Social Reconstruction of New Ventures' Liabilities of Newness and Smallness: An Example From the French Technology Sector

Dmitriev, Viatcheslav (2016). Social Reconstruction of New Ventures' Liabilities of Newness and Smallness: An Example From the French Technology Sector. PhD thesis The Open University.

DOI: https://doi.org/10.21954/ou.ro.0000efae

Abstract

New entrepreneurial ventures are intrinsically stigmatized by liabilities of newness and smallness that lead to lack of legitimacy. The legitimacy problem complicates new ventures’ access to external resources. Overcoming these liabilities means gaining legitimacy in the eyes of significant audiences (Stinchcombe, 1965; Singh, Tucker & House, 1986). To date, the research on new ventures’ legitimation has mainly taken one of the following two perspectives: the neo-institutional perspective, in which scholars view new ventures legitimation as a product of conformity with institutional norms and standards, and the strategic perspective, in which scholars focus on new ventures’ proactive symbolic actions aimed at manipulating audiences’ perceptions. Although existing studies of liabilities of newness and smallness rest on the assumption that new ventures’ lack of legitimacy is inter-subjective, the social-constructionist aspect of this phenomenon has not been sufficiently investigated. For instance, extant studies have overlooked entrepreneurs’ subjective experiences ensuing from their ventures’ lack of legitimacy.

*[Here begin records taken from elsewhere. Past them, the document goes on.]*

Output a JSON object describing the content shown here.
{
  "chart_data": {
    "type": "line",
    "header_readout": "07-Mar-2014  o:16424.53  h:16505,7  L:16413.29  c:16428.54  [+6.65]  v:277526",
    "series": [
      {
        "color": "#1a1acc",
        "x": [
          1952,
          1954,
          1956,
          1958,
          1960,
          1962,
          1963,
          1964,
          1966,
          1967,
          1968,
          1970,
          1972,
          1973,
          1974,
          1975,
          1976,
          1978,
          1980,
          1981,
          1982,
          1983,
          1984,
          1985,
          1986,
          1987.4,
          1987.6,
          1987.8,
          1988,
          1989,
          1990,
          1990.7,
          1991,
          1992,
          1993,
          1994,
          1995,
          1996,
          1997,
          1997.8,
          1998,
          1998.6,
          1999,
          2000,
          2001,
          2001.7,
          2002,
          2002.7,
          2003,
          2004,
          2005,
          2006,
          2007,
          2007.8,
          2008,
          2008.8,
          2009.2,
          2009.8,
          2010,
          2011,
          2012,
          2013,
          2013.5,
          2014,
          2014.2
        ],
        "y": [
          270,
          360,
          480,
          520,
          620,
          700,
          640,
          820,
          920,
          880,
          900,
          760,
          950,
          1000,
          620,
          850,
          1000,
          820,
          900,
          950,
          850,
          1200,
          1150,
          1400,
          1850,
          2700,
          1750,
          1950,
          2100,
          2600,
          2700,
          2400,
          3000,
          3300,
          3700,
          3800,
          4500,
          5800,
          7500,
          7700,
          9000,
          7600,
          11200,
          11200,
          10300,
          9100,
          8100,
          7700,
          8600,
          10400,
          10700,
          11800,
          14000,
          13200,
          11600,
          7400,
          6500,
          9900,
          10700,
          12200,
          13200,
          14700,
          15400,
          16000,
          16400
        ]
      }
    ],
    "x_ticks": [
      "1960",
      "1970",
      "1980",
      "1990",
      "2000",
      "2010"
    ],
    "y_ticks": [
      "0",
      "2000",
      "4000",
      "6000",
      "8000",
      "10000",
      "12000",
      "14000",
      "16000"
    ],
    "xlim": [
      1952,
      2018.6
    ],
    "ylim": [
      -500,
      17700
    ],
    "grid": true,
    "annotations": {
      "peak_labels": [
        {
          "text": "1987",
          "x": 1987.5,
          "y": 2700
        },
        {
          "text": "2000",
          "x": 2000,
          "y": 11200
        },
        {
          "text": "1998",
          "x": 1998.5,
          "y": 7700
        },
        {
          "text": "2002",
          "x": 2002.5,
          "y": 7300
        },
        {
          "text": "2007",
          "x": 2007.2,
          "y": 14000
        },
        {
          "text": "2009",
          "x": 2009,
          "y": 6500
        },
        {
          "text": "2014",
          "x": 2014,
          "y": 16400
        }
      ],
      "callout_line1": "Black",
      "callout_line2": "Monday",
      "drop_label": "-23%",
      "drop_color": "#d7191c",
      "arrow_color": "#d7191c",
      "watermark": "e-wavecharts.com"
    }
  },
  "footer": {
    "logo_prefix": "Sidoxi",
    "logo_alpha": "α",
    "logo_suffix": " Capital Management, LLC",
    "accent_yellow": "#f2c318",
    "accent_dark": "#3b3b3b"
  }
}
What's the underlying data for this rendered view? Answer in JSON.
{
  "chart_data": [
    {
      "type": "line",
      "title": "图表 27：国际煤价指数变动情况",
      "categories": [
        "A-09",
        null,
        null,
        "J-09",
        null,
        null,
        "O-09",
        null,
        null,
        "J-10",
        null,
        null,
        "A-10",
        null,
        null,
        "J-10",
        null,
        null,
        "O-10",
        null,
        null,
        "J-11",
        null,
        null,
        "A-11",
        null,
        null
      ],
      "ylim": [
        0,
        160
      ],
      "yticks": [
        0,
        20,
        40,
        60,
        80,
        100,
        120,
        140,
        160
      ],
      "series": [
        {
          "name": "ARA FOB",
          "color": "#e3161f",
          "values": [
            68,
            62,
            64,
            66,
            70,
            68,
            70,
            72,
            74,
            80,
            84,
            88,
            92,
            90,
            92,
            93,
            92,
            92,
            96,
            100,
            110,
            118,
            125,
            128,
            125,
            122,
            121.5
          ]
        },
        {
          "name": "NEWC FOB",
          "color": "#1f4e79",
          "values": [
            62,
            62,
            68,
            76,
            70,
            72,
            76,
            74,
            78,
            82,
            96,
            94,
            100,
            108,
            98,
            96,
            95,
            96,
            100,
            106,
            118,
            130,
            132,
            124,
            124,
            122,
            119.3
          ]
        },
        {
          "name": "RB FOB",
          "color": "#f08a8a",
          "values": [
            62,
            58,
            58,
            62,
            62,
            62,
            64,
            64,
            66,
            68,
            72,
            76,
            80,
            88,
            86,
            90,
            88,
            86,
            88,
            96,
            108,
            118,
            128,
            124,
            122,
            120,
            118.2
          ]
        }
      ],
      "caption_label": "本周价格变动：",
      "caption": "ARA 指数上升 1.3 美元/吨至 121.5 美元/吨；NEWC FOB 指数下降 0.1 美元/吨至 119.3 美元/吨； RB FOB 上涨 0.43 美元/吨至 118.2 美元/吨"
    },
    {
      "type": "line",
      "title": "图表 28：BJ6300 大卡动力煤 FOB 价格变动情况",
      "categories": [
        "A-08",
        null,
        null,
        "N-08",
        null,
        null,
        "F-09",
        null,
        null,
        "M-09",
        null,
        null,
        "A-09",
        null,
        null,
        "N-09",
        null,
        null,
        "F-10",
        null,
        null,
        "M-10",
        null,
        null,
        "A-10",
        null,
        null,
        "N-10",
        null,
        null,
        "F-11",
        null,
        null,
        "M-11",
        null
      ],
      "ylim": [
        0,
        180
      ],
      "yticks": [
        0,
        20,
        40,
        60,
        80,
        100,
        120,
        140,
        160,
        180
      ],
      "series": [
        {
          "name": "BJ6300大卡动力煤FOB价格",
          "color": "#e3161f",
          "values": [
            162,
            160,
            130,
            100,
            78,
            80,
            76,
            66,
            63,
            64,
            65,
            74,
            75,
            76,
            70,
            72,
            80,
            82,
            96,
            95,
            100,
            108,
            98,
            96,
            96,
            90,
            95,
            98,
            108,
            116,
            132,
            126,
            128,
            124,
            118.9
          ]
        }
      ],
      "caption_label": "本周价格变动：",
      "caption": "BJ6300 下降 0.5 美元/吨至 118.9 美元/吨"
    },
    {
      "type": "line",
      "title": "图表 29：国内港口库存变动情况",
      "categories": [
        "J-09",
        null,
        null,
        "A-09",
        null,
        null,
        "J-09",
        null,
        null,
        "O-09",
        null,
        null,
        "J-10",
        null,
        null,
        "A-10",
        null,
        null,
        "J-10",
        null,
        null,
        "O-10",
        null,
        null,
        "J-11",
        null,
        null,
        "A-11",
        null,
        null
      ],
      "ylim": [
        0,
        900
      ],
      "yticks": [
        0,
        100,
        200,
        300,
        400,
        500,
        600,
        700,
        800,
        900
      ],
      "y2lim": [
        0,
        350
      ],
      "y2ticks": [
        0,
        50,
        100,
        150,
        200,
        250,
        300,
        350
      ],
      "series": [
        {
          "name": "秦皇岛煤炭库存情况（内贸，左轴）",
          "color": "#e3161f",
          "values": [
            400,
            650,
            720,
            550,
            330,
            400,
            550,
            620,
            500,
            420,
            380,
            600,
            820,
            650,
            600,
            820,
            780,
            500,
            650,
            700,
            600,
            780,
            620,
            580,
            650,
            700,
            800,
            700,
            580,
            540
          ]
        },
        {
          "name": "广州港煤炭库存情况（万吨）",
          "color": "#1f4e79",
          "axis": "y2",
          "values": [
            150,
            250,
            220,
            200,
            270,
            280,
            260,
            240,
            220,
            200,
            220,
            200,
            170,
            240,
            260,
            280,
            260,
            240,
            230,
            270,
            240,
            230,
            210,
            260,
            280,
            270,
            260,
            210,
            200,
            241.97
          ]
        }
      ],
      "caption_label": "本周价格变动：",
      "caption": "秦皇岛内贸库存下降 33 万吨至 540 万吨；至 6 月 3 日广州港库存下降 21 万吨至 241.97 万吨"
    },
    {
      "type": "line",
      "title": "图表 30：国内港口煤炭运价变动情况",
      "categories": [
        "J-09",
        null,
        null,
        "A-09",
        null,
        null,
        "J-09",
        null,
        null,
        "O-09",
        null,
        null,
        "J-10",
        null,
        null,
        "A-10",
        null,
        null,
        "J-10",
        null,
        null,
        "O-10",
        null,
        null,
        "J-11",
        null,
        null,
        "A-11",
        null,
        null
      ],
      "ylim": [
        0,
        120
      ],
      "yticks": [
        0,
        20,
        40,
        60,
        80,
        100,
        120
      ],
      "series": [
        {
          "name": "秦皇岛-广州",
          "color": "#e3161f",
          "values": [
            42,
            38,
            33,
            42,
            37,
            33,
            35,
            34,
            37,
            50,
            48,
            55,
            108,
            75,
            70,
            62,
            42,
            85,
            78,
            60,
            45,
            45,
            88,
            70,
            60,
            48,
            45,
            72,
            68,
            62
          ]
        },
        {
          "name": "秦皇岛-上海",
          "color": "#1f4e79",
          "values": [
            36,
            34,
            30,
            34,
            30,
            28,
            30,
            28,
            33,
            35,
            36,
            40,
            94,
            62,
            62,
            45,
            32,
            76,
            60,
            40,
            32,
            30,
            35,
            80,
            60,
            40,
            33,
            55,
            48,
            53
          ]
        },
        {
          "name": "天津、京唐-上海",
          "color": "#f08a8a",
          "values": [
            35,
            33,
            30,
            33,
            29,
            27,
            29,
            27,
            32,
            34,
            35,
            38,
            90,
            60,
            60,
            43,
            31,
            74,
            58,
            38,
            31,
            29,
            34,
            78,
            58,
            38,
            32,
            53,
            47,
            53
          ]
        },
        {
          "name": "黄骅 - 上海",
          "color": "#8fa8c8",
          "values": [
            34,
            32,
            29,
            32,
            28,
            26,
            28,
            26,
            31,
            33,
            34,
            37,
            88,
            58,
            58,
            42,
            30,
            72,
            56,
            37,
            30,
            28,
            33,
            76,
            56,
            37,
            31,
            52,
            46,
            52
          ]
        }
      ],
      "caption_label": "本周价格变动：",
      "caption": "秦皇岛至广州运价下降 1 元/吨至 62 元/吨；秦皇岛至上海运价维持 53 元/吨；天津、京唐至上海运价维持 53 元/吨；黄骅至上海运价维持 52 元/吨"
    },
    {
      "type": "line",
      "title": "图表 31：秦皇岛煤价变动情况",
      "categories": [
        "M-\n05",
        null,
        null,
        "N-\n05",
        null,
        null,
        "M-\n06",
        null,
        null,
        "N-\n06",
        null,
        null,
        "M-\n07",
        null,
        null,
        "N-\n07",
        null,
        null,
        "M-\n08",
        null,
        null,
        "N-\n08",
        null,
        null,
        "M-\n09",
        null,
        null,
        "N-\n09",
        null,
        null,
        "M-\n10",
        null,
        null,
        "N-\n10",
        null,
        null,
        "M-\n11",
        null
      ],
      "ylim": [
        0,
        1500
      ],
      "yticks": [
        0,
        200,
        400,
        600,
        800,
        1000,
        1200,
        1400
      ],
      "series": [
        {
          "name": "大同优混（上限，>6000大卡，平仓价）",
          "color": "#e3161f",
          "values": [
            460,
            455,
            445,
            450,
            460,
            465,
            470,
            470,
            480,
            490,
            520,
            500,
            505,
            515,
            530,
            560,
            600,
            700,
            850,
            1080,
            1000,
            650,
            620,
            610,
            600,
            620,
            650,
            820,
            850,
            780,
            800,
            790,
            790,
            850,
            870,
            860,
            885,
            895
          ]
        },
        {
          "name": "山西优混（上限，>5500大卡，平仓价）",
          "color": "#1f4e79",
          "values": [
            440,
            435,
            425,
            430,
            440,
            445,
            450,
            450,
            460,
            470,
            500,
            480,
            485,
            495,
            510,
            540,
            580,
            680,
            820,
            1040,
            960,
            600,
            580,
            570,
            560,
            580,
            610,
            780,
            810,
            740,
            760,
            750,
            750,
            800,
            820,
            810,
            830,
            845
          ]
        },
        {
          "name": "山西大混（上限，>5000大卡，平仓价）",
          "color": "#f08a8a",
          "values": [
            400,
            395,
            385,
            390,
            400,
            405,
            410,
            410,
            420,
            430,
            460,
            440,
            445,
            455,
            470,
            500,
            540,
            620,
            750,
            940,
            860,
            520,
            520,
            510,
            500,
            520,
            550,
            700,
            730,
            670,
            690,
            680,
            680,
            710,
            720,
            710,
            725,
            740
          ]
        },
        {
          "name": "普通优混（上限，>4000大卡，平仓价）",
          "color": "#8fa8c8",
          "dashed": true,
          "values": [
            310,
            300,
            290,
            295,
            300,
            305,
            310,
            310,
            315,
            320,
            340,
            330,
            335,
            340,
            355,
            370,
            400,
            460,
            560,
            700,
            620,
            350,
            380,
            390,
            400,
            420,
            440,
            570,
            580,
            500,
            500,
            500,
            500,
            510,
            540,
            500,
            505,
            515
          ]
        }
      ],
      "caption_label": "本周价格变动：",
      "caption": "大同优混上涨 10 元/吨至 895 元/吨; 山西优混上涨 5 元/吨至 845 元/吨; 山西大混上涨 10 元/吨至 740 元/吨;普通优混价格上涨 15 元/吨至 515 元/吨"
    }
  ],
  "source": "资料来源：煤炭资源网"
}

Emerging literature on the sensemaking of entrepreneurial failures partly fills this knowledge gap. These studies have examined how entrepreneurs cognitively process and narratively construct their ventures’ failures (e. g. Cardon et al, 2011; Mantere et al, 2013). However, these studies focus on ultimate failures, rather than failed attempts to acquire external resources. Continued inability to acquire key resources, being a direct premise of entrepreneurial failures, has not been studied as a subject of sensemaking.

Therefore, this study seeks to understand how entrepreneurs make sense of and narratively construct experienced hardship of resource acquisition at the early years of their ventures’ existence. Furthermore, although scholars acknowledge that public perception influences the way entrepreneurs’ make sense of their ventures’ failures (e. g. Cardon et al, 2011), extant literature failed to explain what constitutes public perception of entrepreneurial failures. Therefore, this study also seeks to understand how entrepreneurs’ narrative construction of failures and hardship affects public perception.

To fulfil the research objectives, this study is based on a synthesis of the literatures on new ventures legitimation, entrepreneurial failures and social movements (e. g. Benford & Snow, 2000). Social movement approach provides suitable theoretical and methodological framework for the research endeavour. Social movement studies explore how collective discontent is made sense of, grievances are articulated and framed as injustice by social actors in pursuit of social change (Turner, 1995).

In this study, narratives of entrepreneurs whose ventures’ development is hampered by inability to access external resources are examined. The empirical investigation is focused on the new ventures’ attempts to establish collaborative technology partnerships with incumbents. Frame analysis (Goffman, 1974; Creed et al, 2002a) is adapted to critically examine entrepreneurs’ narratives collected through very in-depth interviews. The data set comprised narrative interviews with 35 entrepreneurs and 16 top managers of private and public organizations in France.

The findings of this study suggest that failed attempts to establish technology partnerships with incumbents trigger entrepreneurs’ sensemaking of their own experiences and also broader reinterpretation of technology partnership as a patterned social interaction. It was found that the entrepreneurs whose ventures’ development is hampered by inability to access incumbents’ resources are likely to frame their hardship as injustice rather than simple misfortune or mistake. The findings also indicate that injustice frame plays twofold role in the entrepreneurial dynamics. Besides being an interpretive and blame externalizing mental model, injustice frame also plays a sensegiving role. It is demonstrated that when framing their hardship as injustice, entrepreneurs employ contextually embedded discourse to construct collective identities of new ventures and incumbents that ascribe role expectations to resource-holding incumbents. Furthermore, relevance to experience and cultural resonance of the injustice frame determines its appropriation by other actors and, therefore, its impact on the public discourse.